I applied for the same job and got the same response. But I don't bother writing back to these people as I know they won't care what I think and the time it takes to reply is time I can use to apply for another job. I just send these jokers straight to the email trash bin!

6:37 AM CST  
Blogger Kerri Fivecoat-Campbell said...

TB-

That's a very good strategy and one I suggest most writers employ. Since it is a part of my business to help new writers and mentor, I think it is good to remind new writers that this isn't the norm (or shouldn't be) for our profession. People don't have to work for free under the guise of internships or giving back to society.

7:03 AM CST  
Blogger Kristen King, Inkthinker said...

What a bizarre response. No wonder so many new writers think they have to work for free! This is a delusional way of doing business.

kk

10:58 AM CST  
Blogger Julia said...

This comment has been removed by the author.

4:45 PM CST  
Blogger Julia said...

Oops! Sorry about deleting-- I just wanted to add something to my original comment, and Google/Blogger is being a pain.

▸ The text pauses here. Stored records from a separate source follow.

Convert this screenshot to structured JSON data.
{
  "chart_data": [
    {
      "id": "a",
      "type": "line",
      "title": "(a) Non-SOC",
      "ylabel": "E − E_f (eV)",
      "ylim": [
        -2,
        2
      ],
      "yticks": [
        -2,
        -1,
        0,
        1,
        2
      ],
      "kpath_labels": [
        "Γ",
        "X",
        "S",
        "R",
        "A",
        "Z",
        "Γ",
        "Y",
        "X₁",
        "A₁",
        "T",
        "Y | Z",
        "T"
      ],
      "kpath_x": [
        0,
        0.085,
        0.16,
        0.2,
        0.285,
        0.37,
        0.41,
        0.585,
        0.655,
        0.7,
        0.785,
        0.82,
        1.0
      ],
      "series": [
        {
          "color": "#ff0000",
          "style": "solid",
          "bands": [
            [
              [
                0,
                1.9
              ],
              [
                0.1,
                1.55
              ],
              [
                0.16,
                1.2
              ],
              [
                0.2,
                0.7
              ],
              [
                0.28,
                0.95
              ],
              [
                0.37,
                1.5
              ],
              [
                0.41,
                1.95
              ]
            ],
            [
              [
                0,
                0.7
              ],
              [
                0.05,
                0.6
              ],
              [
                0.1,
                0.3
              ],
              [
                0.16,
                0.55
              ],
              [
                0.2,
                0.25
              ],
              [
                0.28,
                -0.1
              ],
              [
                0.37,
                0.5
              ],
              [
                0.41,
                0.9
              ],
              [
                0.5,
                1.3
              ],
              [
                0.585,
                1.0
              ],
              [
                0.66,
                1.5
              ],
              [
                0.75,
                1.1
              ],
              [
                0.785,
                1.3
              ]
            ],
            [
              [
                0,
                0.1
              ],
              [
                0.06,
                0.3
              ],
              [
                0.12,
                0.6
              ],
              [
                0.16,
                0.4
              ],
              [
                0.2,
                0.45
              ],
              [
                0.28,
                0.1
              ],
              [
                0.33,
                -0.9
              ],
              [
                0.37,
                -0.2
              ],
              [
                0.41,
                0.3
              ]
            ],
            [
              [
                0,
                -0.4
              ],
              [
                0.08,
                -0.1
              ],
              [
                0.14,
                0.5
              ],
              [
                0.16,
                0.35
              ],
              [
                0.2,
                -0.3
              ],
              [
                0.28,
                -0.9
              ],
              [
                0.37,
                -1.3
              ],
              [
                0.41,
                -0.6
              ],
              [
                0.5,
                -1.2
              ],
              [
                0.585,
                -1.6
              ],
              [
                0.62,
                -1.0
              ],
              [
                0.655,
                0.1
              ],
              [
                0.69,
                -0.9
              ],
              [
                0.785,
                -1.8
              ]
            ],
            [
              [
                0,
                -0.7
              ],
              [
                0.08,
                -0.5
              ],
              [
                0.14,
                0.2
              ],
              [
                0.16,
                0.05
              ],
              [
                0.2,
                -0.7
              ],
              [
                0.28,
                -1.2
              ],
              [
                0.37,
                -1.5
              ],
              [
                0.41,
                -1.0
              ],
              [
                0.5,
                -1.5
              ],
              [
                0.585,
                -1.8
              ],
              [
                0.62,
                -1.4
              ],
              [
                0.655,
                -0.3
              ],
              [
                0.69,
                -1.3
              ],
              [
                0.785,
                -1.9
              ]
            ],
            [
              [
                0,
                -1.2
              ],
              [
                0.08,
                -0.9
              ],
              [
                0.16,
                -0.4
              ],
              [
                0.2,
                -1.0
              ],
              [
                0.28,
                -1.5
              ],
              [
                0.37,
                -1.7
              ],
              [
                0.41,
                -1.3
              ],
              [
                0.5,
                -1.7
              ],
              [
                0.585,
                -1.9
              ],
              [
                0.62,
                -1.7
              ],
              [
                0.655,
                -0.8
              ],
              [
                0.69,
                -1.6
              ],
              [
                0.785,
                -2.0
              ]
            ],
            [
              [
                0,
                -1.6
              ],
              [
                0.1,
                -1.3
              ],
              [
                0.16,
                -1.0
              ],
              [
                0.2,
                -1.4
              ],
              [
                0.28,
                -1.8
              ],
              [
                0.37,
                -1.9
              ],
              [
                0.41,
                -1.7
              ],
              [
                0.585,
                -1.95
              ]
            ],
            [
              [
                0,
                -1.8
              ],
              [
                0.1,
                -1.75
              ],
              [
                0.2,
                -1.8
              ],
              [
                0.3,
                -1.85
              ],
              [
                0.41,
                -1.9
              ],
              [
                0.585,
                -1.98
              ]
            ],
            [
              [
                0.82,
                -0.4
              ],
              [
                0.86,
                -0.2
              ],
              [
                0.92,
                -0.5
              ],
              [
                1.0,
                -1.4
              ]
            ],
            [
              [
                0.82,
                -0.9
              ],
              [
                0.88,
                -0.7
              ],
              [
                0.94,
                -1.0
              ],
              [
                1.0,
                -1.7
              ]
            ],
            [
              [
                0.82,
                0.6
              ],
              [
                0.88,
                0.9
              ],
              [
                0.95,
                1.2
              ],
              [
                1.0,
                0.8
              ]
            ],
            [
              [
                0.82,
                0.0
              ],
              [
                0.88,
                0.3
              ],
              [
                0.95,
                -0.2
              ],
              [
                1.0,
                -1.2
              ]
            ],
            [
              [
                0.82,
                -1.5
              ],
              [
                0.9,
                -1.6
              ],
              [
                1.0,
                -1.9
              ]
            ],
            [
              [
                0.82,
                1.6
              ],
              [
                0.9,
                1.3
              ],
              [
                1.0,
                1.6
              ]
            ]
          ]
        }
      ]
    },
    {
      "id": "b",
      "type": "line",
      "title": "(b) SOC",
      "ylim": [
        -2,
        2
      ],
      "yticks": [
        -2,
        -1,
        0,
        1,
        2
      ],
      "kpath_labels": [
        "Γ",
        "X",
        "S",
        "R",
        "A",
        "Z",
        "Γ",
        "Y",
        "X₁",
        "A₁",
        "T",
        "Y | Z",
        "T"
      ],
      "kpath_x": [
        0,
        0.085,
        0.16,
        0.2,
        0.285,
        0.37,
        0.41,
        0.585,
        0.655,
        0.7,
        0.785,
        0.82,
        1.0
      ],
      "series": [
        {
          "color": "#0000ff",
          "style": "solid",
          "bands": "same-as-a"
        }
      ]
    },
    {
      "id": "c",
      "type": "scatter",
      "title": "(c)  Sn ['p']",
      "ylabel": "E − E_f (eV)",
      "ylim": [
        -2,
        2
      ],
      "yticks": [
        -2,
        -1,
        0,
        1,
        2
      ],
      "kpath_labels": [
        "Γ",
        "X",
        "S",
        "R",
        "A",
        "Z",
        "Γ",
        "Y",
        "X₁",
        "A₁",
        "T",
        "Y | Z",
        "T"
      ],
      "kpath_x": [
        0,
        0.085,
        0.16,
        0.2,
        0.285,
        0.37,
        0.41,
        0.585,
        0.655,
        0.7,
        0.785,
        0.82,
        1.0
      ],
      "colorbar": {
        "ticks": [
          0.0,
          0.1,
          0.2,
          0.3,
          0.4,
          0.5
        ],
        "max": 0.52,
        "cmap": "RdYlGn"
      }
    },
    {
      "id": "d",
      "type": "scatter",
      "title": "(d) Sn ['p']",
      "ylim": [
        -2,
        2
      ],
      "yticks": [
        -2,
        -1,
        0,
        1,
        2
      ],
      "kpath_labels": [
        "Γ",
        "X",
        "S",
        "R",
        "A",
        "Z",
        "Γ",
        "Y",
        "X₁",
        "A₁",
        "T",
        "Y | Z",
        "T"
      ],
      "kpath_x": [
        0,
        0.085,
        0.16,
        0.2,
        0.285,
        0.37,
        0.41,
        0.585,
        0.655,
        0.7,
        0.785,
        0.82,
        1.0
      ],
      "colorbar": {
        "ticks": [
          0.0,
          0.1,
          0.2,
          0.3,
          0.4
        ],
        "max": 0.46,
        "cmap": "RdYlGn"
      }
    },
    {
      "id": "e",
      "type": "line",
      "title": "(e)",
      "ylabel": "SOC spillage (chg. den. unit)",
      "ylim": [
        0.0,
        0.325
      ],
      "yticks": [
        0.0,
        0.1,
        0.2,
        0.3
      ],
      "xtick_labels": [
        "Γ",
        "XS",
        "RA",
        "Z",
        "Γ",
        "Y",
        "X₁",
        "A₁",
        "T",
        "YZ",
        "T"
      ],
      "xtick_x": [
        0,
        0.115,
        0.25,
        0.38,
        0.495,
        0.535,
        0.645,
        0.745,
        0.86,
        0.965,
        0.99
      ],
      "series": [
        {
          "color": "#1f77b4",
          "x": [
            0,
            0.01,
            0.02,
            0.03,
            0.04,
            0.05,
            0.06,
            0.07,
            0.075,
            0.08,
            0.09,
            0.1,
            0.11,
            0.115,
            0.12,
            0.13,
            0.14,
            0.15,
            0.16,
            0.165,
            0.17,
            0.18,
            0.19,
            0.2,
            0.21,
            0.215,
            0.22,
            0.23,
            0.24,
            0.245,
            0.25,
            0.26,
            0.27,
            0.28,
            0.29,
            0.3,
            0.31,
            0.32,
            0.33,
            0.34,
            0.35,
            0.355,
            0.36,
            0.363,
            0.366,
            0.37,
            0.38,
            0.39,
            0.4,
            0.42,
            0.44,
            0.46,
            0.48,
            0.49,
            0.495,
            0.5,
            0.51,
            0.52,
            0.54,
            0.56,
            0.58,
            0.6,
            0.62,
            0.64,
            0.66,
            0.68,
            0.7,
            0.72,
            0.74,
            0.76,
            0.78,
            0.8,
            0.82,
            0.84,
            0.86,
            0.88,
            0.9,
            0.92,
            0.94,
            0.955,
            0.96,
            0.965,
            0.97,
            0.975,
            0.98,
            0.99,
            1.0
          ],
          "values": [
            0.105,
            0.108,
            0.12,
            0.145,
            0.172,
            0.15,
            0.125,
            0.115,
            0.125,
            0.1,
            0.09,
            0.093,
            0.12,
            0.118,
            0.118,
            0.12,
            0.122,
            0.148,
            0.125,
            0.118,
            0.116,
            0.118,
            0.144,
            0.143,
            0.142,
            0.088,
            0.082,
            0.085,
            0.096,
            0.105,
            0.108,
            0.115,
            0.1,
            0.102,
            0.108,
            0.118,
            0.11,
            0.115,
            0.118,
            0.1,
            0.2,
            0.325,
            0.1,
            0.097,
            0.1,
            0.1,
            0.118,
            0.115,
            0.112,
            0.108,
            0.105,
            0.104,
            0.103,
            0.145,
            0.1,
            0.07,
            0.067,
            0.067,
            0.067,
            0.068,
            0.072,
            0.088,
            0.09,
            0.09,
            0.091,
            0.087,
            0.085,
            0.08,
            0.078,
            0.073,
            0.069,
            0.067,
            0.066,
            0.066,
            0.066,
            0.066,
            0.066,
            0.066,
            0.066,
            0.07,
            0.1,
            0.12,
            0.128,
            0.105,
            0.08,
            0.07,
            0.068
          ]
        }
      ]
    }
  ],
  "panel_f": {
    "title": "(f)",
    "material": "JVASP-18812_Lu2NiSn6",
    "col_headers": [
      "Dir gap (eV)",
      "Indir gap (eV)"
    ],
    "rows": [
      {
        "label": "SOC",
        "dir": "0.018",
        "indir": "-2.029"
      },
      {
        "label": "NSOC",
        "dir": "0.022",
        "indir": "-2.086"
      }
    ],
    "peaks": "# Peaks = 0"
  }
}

It is good to post experiences like this, especially for the sake of those new to the trade. I cannot believe that "editor" was so demanding! He's really very delusional, like Kristen said. He's in for a rude awakening, eventually.

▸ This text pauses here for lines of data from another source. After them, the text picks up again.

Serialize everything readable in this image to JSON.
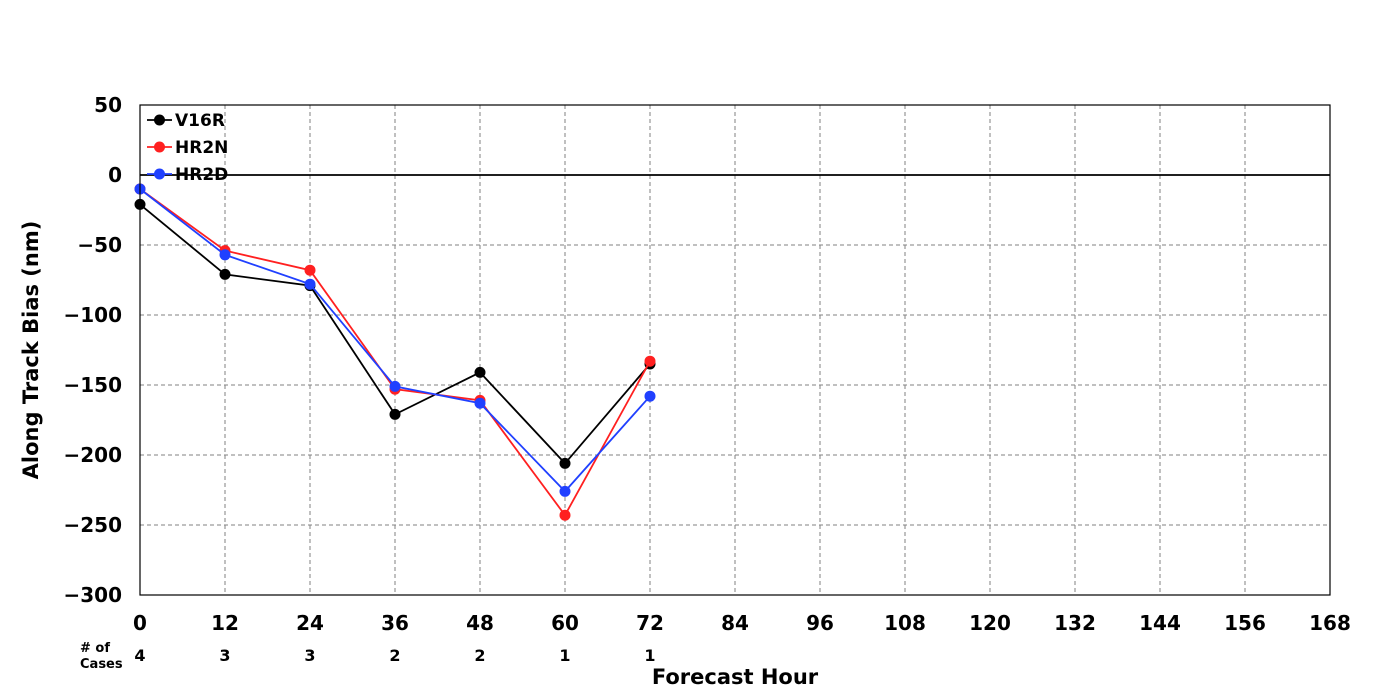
{
  "chart_data": {
    "type": "line",
    "xlabel": "Forecast Hour",
    "ylabel": "Along Track Bias (nm)",
    "xlim": [
      0,
      168
    ],
    "ylim": [
      -300,
      50
    ],
    "x_ticks": [
      0,
      12,
      24,
      36,
      48,
      60,
      72,
      84,
      96,
      108,
      120,
      132,
      144,
      156,
      168
    ],
    "y_ticks": [
      50,
      0,
      -50,
      -100,
      -150,
      -200,
      -250,
      -300
    ],
    "y_tick_labels": [
      "50",
      "0",
      "−50",
      "−100",
      "−150",
      "−200",
      "−250",
      "−300"
    ],
    "grid": true,
    "zero_line": true,
    "legend_position": "top-left",
    "cases_label": [
      "# of",
      "Cases"
    ],
    "cases": [
      {
        "x": 0,
        "n": "4"
      },
      {
        "x": 12,
        "n": "3"
      },
      {
        "x": 24,
        "n": "3"
      },
      {
        "x": 36,
        "n": "2"
      },
      {
        "x": 48,
        "n": "2"
      },
      {
        "x": 60,
        "n": "1"
      },
      {
        "x": 72,
        "n": "1"
      }
    ],
    "series": [
      {
        "name": "V16R",
        "color": "#000000",
        "x": [
          0,
          12,
          24,
          36,
          48,
          60,
          72
        ],
        "y": [
          -21,
          -71,
          -79,
          -171,
          -141,
          -206,
          -135
        ]
      },
      {
        "name": "HR2N",
        "color": "#ff2020",
        "x": [
          0,
          12,
          24,
          36,
          48,
          60,
          72
        ],
        "y": [
          -10,
          -54,
          -68,
          -153,
          -161,
          -243,
          -133
        ]
      },
      {
        "name": "HR2D",
        "color": "#2040ff",
        "x": [
          0,
          12,
          24,
          36,
          48,
          60,
          72
        ],
        "y": [
          -10,
          -57,
          -78,
          -151,
          -163,
          -226,
          -158
        ]
      }
    ]
  }
}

The audacity of him to say that "you can't take it with you." I'd like to see him explain that when he has to pay bills. Why can a locksmith get paid hundreds of dollars for a few minutes of work, and writers and editors are expected to work -- hard!-- for nothing?

Julia Temlyn
www.temlynwriting.com/blog

4:49 PM CST  
Blogger Irreverent Freelancer said...

Amen to that, Kerri, but you forgot the two most important words: Screw You! LOL It's because I'm now well paid for my writing that I'm able to give back to society. I've made charity a focus of my marketing campaign this year and it's proven both personally and professionally rewarding. Would I write for free for a good cause? Sure, if I knew the business was on the up and up. Would I write free for a start-up that claims it has no revenue stream in the hopes that it one day would generate one? Not on your life...unless it were my own. I'm glad you took a stand against this idiot. I know I "waste" a lot of time responding to uniformed freelance seekers, but advocating for freelancers rights is important to me...even if it does cost me money over the long haul.

10:03 PM CST  
Blogger AGK said...

Wow. I wish this surprised me, but it doesn't...

12:16 PM CST  
Blogger Star said...

I write "scoldies" to these bozos, too! It's my time and it gives me great satisfaction. Not surprisingly, I often get obscene responses...real class acts these people are. The irony is--there will be NO ad revenues without people coming back to the site for GOOD writing. They don't seem to see that.